C Difficile and Complexity

Yesterday the Healthcare Commission, the major inspectorate of the NHS came out with a report on the C difficile epidemic at Stoke Madeville Hospital. The report castigates the management of the hospital for focusing only on meeting government targets and losing sight of its responsibilities for infection control.

The Chief Executive of the period was fired and a new acting Chief Executive has responded to the Commission report by agreeing with its conclusions and promising to collaborate with the commission to make sure that such breaches no longer occur.

What is interesting to me is that the commission actually does recognise that the centre has put extreme pressure on individual organizations to meet government targets and that this resulted in reducing the priority given to infection control.

The report says

"In this investigation we found that the problems created for those attempting to reduce the incidence of hospital acquired infection was not just that the time and effort of managers were devoted to other priorities, but that the approach to achieving those other priorities can itself compromise the control of infection."
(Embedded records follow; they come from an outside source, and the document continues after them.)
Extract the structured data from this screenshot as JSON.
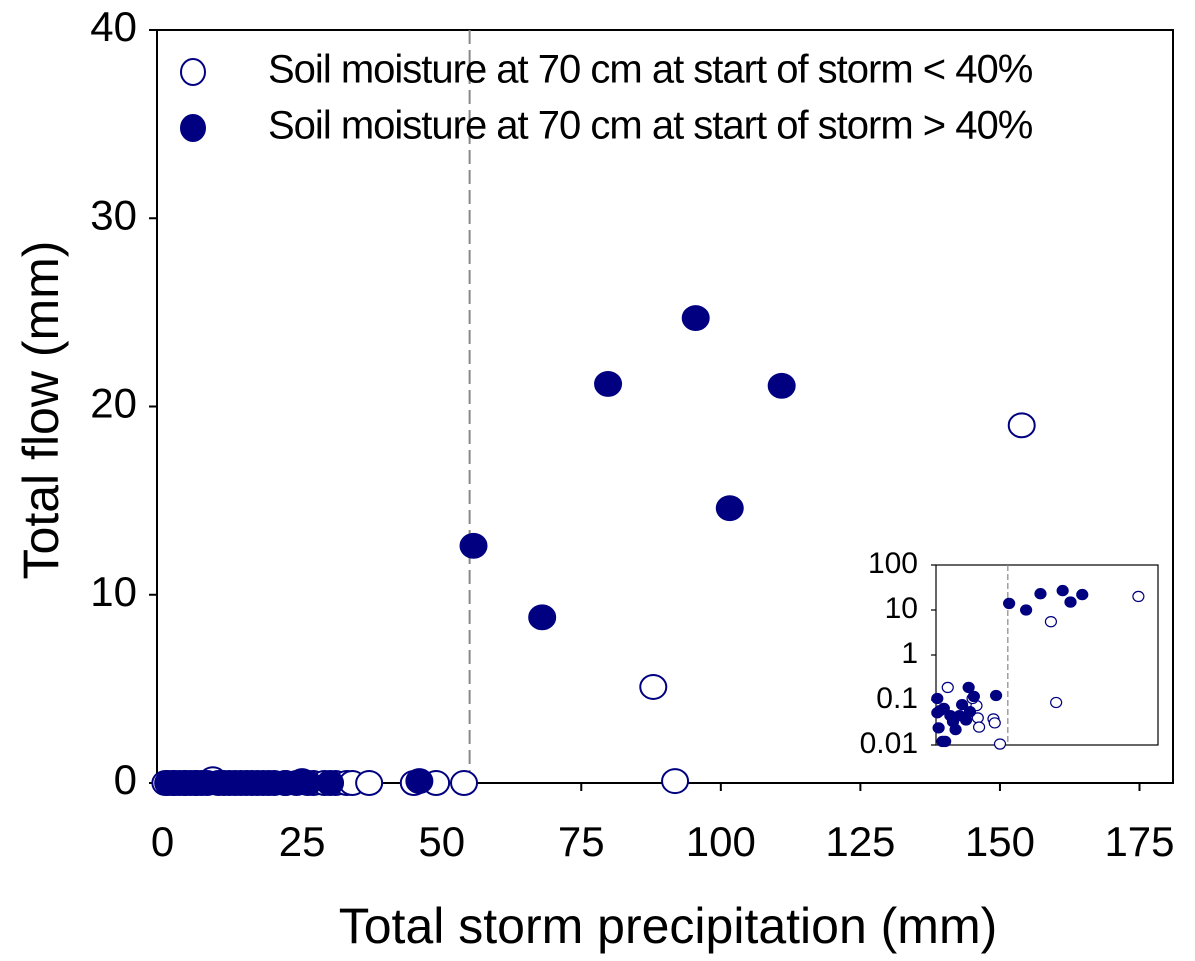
{
  "chart_data": [
    {
      "type": "scatter",
      "xlabel": "Total storm precipitation (mm)",
      "ylabel": "Total flow (mm)",
      "xlim": [
        -1,
        181
      ],
      "ylim": [
        0,
        40
      ],
      "xticks": [
        0,
        25,
        50,
        75,
        100,
        125,
        150,
        175
      ],
      "yticks": [
        0,
        10,
        20,
        30,
        40
      ],
      "vline": 55,
      "legend": "upper left",
      "series": [
        {
          "name": "Soil moisture at 70 cm at start of storm < 40%",
          "color": "#000080",
          "filled": false,
          "x": [
            0.5,
            2,
            4,
            6,
            9,
            12,
            15,
            18,
            22,
            27,
            29,
            31,
            33,
            34,
            37,
            45,
            49,
            54,
            87.9,
            91.8,
            153.9
          ],
          "values": [
            0,
            0,
            0,
            0,
            0.2,
            0,
            0,
            0,
            0,
            0,
            0,
            0,
            0,
            0,
            0,
            0,
            0,
            0,
            5.1,
            0.1,
            19
          ]
        },
        {
          "name": "Soil moisture at 70 cm at start of storm > 40%",
          "color": "#000080",
          "filled": true,
          "x": [
            1,
            2,
            3,
            4,
            5,
            6,
            7,
            8,
            10,
            11,
            13,
            14,
            16,
            17,
            19,
            20,
            22,
            24,
            25,
            26,
            30,
            46,
            55.7,
            68,
            79.8,
            95.5,
            101.6,
            110.9
          ],
          "values": [
            0,
            0,
            0,
            0,
            0,
            0,
            0,
            0,
            0,
            0,
            0,
            0,
            0,
            0,
            0,
            0,
            0,
            0,
            0.1,
            0,
            0,
            0.1,
            12.6,
            8.8,
            21.2,
            24.7,
            14.6,
            21.1
          ]
        }
      ]
    },
    {
      "type": "scatter",
      "ylog": true,
      "xlim": [
        0,
        170
      ],
      "ylim": [
        0.01,
        100
      ],
      "yticks": [
        0.01,
        0.1,
        1,
        10,
        100
      ],
      "vline": 55,
      "series": [
        {
          "color": "#000080",
          "filled": false,
          "x": [
            9,
            49,
            44,
            45,
            32,
            33,
            31,
            28,
            88,
            92,
            155
          ],
          "values": [
            0.19,
            0.0105,
            0.038,
            0.031,
            0.04,
            0.025,
            0.075,
            0.108,
            5.5,
            0.088,
            20
          ]
        },
        {
          "color": "#000080",
          "filled": true,
          "x": [
            1,
            3,
            5,
            7,
            2,
            1,
            11,
            13,
            15,
            18,
            20,
            23,
            25,
            26,
            29,
            46,
            6,
            56,
            69,
            80,
            97,
            103,
            112
          ],
          "values": [
            0.108,
            0.058,
            0.012,
            0.012,
            0.024,
            0.052,
            0.045,
            0.033,
            0.022,
            0.045,
            0.079,
            0.036,
            0.19,
            0.055,
            0.12,
            0.126,
            0.065,
            14,
            10,
            23,
            27,
            15,
            22
          ]
        }
      ]
    }
  ]
}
This included ring fencing surgical beds which reduced the possibility of isolating infected patients. High turnovers made it more difficult to keep wards clean. Little training about infection control made hand cleanliness harder to achieve.

The report stated that these and other operational problems arose out of the need to "juggle a number of 'must do' objectives."

This is a good time to rethink how the central targets of the NHS have had unexpected adverse consequences. Is this a normal occurence in complex systems? It may be time for the centre to think differently about how it intervenes.